Look at this, attempted with x=pi/2\[\sqrt{(\sin^2(\pi/2)-2)^2}=1\] but also,\[\sqrt{(2-\sin^2(\pi/2))^2}=1\] So if i rewrite it in the second way, I can remove the radical.

Answer 22

hmmm
somehow... I do see the difference, expression wise

and yes, the 2nd power exponent, will make, whatever value inside, negative or not, positive

Answer 23

\(\bf f\left( \frac{\pi }{2} \right)= \sqrt{[\sin^2\left( \frac{\pi }{2} \right)-2]^2}-\sqrt{[\sin^2\left( \frac{\pi }{2} \right)+1]^2}
\\ \quad \\

f\left( \frac{\pi }{2} \right)=\sqrt{[1^2-2]^2}-\sqrt{[1^2+1]^2}\implies f\left( \frac{\pi }{2} \right)=\sqrt{[-1]^2}-\sqrt{[2]^2}
\\ \quad \\
f\left( \frac{\pi }{2} \right)=-1-2\implies f\left( \frac{\pi }{2} \right)=-3
\\ \quad \\
f(0)=\sqrt{[sin^2(0)-2]^2}-\sqrt{[sin^2(0)+1]^2}
\\ \quad \\
f(0)=\sqrt{[0-2]^2}-\sqrt{[0+1]^2}\implies f(0)=-2-1\implies -3\)

so.... I"d think the -3 kinda checks out though

Answer 24

but yes, one could say, it CAN be simplified further
by getting rid of the radical and exponent
BUT
the simplified version will still maintain the constraints of the original one

Answer 25

and yes, I'm aware that \(\bf \sqrt{(-2)^2}\ne -2\qquad or\qquad \sqrt{(-1)^2}\ne -1\)

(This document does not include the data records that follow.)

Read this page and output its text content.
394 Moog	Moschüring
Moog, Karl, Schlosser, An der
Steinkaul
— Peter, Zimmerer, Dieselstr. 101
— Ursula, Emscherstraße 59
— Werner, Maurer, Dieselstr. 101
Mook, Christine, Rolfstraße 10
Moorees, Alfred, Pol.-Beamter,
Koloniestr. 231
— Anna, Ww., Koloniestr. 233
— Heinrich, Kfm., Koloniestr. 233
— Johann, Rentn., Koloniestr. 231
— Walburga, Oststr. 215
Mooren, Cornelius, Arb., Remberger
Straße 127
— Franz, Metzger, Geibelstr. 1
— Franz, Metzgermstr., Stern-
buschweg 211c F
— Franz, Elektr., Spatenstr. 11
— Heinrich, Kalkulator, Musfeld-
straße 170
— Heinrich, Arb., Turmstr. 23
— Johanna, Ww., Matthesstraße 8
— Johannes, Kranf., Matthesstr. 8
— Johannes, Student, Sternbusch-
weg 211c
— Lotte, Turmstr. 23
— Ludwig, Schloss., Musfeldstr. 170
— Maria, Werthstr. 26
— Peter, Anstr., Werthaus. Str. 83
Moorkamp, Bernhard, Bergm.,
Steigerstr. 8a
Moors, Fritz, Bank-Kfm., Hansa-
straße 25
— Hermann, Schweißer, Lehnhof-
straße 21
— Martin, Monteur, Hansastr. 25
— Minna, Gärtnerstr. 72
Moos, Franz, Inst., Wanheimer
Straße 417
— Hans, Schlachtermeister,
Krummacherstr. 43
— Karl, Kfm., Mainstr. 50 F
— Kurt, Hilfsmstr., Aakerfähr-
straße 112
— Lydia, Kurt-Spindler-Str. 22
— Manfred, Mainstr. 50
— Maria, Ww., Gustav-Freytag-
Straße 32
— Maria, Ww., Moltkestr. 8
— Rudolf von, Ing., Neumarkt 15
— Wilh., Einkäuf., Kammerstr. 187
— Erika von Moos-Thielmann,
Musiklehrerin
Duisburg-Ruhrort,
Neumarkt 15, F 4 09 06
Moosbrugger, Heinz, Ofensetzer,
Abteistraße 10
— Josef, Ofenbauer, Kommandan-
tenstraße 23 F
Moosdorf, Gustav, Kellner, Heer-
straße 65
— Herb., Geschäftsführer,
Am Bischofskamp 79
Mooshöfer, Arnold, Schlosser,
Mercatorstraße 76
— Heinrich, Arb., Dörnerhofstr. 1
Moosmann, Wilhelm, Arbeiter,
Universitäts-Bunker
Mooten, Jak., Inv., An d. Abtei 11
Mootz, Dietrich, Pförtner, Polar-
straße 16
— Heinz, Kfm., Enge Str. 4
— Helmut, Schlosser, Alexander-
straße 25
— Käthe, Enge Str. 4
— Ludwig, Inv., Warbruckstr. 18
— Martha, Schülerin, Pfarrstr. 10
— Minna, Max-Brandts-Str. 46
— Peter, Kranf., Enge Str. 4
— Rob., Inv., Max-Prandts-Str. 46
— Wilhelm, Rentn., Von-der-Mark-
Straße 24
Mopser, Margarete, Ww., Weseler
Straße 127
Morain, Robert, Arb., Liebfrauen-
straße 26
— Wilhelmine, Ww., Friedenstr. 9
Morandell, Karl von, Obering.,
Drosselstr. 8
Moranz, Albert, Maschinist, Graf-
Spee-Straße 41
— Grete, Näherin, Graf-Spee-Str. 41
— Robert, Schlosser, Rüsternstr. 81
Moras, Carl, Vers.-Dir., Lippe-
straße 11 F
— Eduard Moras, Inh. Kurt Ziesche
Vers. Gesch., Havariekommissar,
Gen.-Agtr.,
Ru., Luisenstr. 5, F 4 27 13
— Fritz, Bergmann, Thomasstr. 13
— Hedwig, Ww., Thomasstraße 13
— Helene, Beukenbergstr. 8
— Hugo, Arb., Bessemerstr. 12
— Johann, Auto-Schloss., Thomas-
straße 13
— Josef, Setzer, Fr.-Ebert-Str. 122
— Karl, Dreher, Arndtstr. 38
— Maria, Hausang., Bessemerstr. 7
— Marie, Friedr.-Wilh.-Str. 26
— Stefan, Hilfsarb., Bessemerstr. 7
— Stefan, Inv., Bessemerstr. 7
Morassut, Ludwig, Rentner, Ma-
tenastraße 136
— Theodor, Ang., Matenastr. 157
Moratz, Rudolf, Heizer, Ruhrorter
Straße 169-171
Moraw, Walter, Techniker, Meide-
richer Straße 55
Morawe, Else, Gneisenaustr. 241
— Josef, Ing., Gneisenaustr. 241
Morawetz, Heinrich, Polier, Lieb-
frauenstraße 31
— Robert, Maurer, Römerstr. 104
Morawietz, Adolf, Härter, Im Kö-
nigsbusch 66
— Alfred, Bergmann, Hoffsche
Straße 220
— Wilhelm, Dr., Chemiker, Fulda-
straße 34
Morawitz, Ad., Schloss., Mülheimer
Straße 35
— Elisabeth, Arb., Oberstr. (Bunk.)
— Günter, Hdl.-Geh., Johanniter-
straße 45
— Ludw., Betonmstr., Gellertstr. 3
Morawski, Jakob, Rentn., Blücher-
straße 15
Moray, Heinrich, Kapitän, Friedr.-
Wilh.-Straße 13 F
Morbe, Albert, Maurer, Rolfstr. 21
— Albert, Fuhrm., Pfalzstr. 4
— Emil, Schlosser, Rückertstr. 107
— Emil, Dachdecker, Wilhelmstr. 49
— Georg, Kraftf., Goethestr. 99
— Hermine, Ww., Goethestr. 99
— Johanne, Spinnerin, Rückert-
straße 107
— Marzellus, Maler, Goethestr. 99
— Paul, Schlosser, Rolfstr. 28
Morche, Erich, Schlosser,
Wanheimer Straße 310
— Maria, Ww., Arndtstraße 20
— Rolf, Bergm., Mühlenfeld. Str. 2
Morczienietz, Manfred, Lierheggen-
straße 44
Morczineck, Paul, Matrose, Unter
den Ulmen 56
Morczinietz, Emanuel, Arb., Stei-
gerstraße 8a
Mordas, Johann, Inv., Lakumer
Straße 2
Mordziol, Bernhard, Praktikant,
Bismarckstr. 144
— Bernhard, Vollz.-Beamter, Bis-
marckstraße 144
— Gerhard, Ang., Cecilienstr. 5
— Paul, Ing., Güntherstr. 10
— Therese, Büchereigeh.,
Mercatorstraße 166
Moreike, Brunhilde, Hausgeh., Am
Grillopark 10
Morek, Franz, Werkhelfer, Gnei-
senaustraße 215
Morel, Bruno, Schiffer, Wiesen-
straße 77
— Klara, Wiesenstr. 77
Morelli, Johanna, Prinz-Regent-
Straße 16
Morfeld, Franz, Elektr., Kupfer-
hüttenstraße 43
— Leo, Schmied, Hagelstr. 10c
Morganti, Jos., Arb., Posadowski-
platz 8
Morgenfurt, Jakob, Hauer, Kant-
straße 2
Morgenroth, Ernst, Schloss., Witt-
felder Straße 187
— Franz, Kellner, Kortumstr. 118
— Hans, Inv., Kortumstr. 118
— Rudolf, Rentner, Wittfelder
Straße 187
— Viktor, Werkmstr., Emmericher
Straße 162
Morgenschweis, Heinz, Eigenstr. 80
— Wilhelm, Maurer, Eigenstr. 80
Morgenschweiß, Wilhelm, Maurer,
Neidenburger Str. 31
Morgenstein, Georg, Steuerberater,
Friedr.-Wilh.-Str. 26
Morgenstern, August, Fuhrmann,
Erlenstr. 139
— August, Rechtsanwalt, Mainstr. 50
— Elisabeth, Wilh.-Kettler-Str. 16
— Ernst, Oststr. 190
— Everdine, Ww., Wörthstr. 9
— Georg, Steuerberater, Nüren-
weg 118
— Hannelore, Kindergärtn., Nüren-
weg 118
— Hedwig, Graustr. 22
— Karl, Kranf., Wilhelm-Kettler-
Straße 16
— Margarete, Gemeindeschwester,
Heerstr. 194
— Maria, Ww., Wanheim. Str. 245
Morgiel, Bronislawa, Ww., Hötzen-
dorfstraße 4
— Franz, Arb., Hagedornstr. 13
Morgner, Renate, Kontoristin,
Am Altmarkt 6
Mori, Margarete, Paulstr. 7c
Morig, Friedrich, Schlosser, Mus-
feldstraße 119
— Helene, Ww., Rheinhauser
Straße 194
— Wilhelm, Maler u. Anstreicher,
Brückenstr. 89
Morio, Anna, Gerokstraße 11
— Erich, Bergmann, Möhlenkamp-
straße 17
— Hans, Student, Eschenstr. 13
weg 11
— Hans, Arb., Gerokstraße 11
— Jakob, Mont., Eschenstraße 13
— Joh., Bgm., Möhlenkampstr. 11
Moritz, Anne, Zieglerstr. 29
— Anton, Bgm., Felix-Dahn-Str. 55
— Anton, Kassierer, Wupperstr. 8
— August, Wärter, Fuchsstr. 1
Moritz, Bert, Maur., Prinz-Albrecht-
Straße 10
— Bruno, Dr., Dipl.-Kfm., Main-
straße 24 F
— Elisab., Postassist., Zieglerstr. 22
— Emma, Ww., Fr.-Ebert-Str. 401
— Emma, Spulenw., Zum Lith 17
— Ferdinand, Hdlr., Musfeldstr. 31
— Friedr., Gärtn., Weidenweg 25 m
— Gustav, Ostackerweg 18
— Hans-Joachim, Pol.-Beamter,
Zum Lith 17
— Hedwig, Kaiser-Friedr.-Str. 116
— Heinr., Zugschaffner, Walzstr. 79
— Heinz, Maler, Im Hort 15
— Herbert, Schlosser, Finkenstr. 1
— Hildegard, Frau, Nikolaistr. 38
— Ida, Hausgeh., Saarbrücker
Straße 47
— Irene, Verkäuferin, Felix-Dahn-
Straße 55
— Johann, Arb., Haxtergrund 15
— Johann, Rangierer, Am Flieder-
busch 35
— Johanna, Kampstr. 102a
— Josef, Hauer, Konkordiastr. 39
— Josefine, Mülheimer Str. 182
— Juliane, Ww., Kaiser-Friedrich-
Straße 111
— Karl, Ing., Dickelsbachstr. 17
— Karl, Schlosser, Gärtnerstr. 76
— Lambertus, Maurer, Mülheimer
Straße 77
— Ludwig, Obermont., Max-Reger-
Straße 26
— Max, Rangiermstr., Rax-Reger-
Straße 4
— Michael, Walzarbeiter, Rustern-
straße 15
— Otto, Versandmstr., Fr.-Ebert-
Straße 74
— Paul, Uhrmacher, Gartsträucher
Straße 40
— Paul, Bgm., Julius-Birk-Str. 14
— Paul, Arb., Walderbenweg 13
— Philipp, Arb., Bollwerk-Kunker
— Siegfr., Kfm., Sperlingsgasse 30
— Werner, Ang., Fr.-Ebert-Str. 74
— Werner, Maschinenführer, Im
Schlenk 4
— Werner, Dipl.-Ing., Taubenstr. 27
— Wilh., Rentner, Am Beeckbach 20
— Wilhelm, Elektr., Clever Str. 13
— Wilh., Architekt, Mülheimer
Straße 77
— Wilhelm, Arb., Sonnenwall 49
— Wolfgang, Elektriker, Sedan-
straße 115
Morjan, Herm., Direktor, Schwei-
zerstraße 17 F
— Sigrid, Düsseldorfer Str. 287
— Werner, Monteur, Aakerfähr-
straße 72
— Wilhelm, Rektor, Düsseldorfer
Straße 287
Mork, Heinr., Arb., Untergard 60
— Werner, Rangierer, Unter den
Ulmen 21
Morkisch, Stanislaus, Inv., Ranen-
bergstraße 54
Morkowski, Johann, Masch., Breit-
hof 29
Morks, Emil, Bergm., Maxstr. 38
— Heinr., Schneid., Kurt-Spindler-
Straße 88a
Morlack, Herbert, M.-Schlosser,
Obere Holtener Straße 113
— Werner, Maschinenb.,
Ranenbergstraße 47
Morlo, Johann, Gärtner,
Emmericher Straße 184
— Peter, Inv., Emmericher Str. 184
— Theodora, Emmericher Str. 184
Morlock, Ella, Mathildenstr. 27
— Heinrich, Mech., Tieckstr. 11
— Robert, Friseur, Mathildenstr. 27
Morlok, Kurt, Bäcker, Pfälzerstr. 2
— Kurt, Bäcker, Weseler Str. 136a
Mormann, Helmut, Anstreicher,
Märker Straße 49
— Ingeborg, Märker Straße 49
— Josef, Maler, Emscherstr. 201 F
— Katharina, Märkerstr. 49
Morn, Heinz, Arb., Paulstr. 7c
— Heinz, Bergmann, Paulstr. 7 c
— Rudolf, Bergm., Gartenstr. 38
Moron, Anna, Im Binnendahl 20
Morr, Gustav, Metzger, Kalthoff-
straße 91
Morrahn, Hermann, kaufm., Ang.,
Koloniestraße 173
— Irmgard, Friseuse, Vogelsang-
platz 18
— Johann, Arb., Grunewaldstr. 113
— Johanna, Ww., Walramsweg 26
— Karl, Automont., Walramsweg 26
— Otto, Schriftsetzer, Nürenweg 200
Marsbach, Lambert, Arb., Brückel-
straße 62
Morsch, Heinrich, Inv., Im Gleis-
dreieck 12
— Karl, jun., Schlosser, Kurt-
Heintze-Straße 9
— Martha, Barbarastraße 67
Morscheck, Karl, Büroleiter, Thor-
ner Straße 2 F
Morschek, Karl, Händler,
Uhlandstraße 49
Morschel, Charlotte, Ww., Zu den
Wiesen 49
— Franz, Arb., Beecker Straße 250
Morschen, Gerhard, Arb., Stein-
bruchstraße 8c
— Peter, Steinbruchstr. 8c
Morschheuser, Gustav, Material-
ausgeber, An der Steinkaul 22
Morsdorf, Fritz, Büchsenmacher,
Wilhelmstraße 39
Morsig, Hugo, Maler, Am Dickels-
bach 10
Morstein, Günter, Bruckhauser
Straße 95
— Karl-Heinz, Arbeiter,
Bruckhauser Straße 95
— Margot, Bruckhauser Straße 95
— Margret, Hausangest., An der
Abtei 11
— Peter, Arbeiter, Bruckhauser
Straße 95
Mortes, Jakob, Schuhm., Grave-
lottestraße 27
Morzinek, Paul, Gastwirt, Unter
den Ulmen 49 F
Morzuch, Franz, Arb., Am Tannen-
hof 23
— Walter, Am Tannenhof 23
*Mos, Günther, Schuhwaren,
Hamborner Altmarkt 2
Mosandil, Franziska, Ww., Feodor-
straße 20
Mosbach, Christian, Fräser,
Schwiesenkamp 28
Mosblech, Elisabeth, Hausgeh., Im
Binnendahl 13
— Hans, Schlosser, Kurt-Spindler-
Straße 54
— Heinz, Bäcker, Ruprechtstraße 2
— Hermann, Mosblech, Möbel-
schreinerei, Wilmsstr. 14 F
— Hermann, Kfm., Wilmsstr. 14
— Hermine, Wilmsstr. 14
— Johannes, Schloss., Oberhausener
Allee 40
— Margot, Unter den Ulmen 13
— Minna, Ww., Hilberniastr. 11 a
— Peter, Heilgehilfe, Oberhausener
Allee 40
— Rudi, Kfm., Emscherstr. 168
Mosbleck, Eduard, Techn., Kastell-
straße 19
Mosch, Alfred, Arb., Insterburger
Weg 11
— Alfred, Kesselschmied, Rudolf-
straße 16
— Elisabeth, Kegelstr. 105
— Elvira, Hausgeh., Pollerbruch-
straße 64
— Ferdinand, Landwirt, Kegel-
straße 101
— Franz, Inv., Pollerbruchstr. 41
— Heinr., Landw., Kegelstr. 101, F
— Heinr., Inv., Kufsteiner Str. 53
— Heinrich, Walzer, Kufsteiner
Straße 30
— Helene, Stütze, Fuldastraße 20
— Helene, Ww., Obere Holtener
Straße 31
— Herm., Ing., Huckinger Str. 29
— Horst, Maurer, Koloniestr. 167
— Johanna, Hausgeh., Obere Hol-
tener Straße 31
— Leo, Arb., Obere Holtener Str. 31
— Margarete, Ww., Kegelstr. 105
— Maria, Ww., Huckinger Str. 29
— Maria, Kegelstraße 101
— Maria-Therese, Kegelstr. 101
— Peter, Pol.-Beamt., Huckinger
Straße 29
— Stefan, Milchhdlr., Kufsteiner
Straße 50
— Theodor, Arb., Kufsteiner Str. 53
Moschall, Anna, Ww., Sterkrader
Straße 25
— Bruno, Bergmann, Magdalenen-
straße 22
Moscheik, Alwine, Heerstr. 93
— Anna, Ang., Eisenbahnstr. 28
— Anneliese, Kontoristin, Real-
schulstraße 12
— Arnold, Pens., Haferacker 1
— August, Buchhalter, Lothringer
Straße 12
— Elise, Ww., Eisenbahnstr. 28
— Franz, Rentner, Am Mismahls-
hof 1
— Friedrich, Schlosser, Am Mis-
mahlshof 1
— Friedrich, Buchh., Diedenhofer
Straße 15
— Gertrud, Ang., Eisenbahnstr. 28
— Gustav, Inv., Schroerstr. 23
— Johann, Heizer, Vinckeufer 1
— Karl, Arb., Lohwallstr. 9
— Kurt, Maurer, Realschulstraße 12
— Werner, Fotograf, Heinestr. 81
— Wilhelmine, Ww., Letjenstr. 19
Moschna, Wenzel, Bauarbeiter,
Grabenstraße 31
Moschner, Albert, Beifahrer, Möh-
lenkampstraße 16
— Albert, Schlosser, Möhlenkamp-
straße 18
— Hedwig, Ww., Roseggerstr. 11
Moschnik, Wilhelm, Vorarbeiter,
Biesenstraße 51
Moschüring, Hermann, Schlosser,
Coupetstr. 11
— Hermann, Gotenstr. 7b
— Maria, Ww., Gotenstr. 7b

but all that, depends on the context at hand

Answer 26

I mean... the same can be said... say. of an inverse trigonometric function
their range is \(\textit{Inverse Trigonometric Identities}
\\ \quad \\

\begin{array}{cccl}

Function&{\color{brown}{ Domain}}&{\color{blue}{ Range}}\\
\hline\\
{\color{blue}{ y}}=sin^{-1}({\color{brown}{ \theta}})&-1\le {\color{brown}{ \theta}} \le 1&-\frac{\pi}{2}\le {\color{blue}{ y}}\le \frac{\pi}{2}
\\ \quad \\
{\color{blue}{ y}}=cos^{-1}({\color{brown}{ \theta}})&-1\le {\color{brown}{ \theta}} \le 1& 0 \le {\color{blue}{ y}}\le \pi
\\ \quad \\
{\color{blue}{ y}}=tan^{-1}({\color{brown}{ \theta}})&-\infty\le {\color{brown}{ \theta}} \le +\infty &-\frac{\pi}{2}\le {\color{blue}{ y}}\le \frac{\pi}{2}
\end{array}\)

but depending on context, you can take the arcSine or arcCosine of a value
and get just a "reference angle", and use it on 2nd, 3rd, or 4th quadrants

even though the inverse function, may not extend to it

Answer 27

Wow, i thought there was just a solid rule explaining \[\sqrt{(-2)^2}\] I learned that a radical can never be negative no matter what the conditions inside it, so i don't know, I might just put cos(2x), because it checks out on all my tries both positive and negative

Answer 28

hehe
bear in mind that notations and formulas, are only phenomena representations

some results in math are called "math fallacies" or "extraneous"
because the procedure is correct, bu the answer is ODD

so, they're correct mathematically, but wrong logically, and the logic throws them out
in this case, is an extraneous case

is correct mathematically, logicaly it makes no much sense, you're correct
thus is "extraneous"

but depending on the context they're used, extraneous results can be valid or not

in this case, we don't have an explicit context or phenomena for this expression
thus the extraneous result is ok

Answer 29

ok, thank you